The Field Guide for Radical Living: A Six-Week Series
There is an art to living well, and even more so when living with depression, PTSD, or any other mental health condition.
This field guide is a six-week blog series for those who want to master that art.
Each “radical” is a practice. Together, they form a way of living.
This guide is designed to help out during the toughest times. Chances are, if things feel like they are falling apart, if it feels like life isn't going how we would like it too, one of the “radicals” in this series is going to speak to you and be a call to action.
Each “radical” is a little complex, a little nuanced. Some take a while to wrap your head around. Most of them contain within them a dialectic, or a need to hold two things true at once.
Week four: Self-Repair and Compassion
Practices that heal shame, self-attack, and burnout.
These counterbalance discipline and responsibility, preventing rigidity, perfectionism, and emotional exhaustion.
Radical Self-Compassion
You are worthy, always.
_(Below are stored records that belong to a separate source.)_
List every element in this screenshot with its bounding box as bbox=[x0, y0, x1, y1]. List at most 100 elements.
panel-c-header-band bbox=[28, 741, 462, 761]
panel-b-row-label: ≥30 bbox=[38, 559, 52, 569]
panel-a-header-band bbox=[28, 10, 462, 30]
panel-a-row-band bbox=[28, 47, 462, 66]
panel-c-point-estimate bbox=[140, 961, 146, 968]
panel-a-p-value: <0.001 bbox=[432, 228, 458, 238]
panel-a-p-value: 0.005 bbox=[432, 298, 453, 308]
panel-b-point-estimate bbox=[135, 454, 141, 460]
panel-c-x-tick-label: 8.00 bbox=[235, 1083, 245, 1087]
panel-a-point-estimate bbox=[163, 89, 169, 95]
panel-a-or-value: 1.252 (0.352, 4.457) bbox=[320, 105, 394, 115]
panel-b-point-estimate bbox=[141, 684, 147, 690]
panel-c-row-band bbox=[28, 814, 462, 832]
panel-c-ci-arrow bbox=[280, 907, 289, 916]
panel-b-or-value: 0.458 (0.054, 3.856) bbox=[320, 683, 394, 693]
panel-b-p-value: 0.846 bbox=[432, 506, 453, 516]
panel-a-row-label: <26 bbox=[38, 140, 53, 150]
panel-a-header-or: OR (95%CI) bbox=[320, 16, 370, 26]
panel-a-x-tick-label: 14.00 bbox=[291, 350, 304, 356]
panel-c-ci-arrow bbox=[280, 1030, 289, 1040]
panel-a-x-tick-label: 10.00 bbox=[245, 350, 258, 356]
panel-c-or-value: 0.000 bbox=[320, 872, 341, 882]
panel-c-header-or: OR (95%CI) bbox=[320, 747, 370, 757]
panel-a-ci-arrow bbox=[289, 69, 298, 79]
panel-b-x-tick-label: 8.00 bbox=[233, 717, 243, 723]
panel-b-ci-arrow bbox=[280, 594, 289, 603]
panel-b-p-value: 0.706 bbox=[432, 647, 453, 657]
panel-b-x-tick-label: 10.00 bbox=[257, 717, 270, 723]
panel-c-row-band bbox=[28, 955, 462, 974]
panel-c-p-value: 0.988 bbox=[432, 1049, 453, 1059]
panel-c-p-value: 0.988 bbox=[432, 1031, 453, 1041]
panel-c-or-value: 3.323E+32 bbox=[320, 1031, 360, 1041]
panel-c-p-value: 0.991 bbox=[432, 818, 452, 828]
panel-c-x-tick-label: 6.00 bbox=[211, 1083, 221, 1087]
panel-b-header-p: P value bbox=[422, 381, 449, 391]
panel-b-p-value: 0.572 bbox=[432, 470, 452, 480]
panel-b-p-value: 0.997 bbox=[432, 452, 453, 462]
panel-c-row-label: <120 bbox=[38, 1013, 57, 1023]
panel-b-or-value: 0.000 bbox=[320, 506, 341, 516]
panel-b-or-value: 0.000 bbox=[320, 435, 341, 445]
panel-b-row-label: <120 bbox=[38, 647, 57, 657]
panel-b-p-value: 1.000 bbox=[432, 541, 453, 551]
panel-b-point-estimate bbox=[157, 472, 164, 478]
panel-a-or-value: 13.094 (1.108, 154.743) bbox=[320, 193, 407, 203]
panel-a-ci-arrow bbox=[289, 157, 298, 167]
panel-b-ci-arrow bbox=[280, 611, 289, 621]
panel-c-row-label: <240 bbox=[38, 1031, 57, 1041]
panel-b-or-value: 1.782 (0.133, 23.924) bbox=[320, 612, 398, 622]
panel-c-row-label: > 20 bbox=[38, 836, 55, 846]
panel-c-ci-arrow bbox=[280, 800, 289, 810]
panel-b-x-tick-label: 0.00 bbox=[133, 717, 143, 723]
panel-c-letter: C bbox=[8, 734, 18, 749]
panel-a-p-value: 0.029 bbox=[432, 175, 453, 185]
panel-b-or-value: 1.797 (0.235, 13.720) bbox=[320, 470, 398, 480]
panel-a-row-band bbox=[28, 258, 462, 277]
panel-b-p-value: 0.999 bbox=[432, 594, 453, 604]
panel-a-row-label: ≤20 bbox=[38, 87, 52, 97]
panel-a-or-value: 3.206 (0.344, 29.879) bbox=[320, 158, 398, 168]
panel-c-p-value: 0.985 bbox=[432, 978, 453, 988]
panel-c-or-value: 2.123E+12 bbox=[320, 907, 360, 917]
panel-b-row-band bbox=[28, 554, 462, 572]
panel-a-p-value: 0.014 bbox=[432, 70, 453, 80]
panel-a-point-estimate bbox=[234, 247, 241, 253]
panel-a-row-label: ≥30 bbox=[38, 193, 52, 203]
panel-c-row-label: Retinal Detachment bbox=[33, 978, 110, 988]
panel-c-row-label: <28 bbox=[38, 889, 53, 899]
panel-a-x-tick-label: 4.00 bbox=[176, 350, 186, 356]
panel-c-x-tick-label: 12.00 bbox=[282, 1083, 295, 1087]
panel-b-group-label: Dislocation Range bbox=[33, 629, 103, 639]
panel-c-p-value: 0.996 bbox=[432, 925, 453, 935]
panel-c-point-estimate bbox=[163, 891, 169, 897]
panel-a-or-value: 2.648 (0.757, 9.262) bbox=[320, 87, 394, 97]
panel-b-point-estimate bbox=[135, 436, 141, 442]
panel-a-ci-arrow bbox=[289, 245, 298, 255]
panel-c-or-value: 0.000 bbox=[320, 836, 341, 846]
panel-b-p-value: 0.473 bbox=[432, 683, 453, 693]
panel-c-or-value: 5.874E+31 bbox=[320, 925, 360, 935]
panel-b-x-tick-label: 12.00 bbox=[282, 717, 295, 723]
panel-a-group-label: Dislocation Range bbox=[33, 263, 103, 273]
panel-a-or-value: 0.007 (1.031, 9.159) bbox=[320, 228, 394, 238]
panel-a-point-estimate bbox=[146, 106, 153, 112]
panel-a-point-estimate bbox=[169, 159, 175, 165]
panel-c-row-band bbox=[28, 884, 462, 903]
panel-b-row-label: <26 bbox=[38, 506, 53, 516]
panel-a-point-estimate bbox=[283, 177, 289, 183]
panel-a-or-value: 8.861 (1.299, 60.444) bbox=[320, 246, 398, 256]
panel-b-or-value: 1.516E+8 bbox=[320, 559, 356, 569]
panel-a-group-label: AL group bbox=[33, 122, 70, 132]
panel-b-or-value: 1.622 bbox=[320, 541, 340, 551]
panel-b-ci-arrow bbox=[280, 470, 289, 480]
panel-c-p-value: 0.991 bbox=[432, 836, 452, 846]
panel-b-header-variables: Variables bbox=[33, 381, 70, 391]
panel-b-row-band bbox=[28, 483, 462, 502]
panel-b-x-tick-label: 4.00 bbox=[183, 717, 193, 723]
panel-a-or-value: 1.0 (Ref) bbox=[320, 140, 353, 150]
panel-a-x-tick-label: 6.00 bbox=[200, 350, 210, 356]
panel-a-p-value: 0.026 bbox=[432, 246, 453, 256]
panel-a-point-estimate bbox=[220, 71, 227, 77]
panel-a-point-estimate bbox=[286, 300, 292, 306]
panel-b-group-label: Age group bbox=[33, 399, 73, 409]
Even when you are a total mess.
You can be working on yourself and love yourself at the same time.
Self-compassion isn’t letting yourself off the hook, it’s letting yourself be human.
Try this: What would I say to a friend I care deeply about who was in this same situation
Radical Joy
Learning to see the little things and allowing yourself to celebrate them fiercely
You can enjoy the hell out of little things even when the big picture of our lives doesn't currently look great. Don’t wait for joy to be “appropriate.” Don’t wait for life to be perfect. Let yourself feel good, even when things are messy. Radical joy doesn’t mean pretending things are fine when they’re not. It means allowing yourself moments of beauty and pleasure, even in the middle of chaos. It says: Joy doesn’t need to be earned. It’s a human right. I can enjoy the small things even when life is stressful and imperfect.
Try this: Go “glimmer hunting”. Can you find one small thing that brings you even the slightest joy, can you let yourself truly feel it?
Growth does not require cruelty. You are allowed to rest, to laugh, to feel moments of lightness even while you’re healing heavy things. Self-compassion is not a detour from the work, it is the work. And joy, especially in small doses, is not denial. It’s resilience in disguise. Let yourself be human here. Let yourself feel good when you can.